McConsumer 3 years ago 2
Four Color Theorem. 1976, I think.
grandolddrummer 2 years ago
As far as I know, some mathematicians do not consider that as proven since the proof (or "proof" depending on one's position in this) relies strongly on results generated by a computer.
DrBPhD 2 years ago
Oh wait, I was thinking 50 years for some reason. Hmm, oh well.
grandolddrummer 2 years ago
Great, by all means amazing lecture. Alain Connes is in the audience too.
alarrain83 3 years ago
dude amazing lecture !!!!!!! now i am realyy want to be a mathematician the only thing that i dont liked was the man sleepng at 2:28 man i hate when people do that !!!!!

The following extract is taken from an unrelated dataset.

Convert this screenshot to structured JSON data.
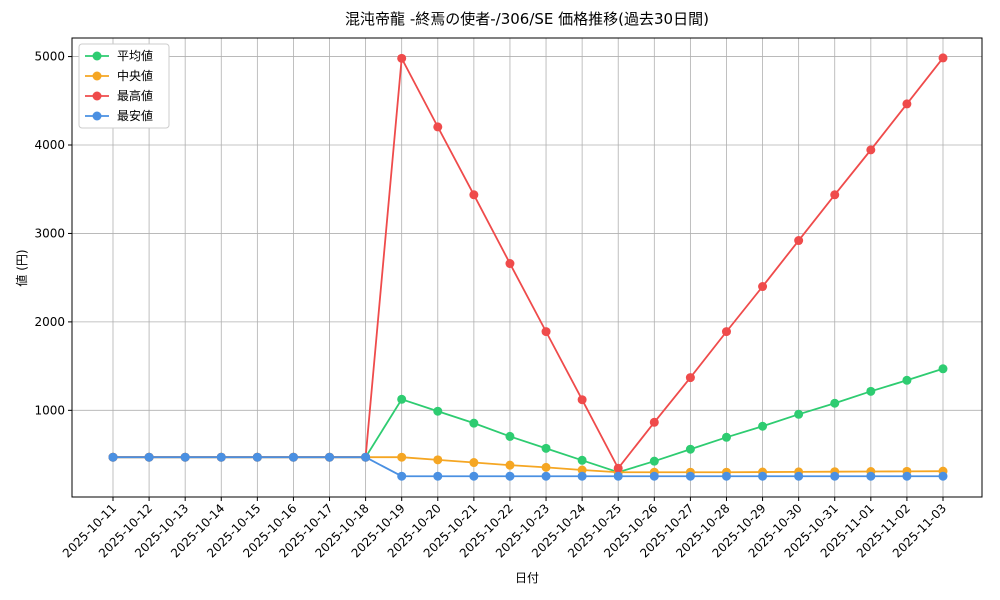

ultimatespider17 3 years ago
thanks for posting bra
acesversekings 4 years ago
And now that the comment I sarcastically replied to is gone, nobody will know what the hell I'm talking about.
honeybbqgrundle 4 years ago
I didn't remove any comment. It probably violated YouTube rules. What was it?
correodeadolfo 4 years ago
It was one of those ads for a porn site written in poor English. The same message has been everywhere lately.
honeybbqgrundle 4 years ago
Thanks for putting this up btw. Good stuff.
honeybbqgrundle 4 years ago
Gives honeybbqgrundle's lost comment a hug.
SiliconBong 1 year ago
"Much better, the hot chicks are". Truly one of Master Yoda's better quotes
honeybbqgrundle 4 years ago
This was a good lecture - I watched all 8 parts. Thanks for posting.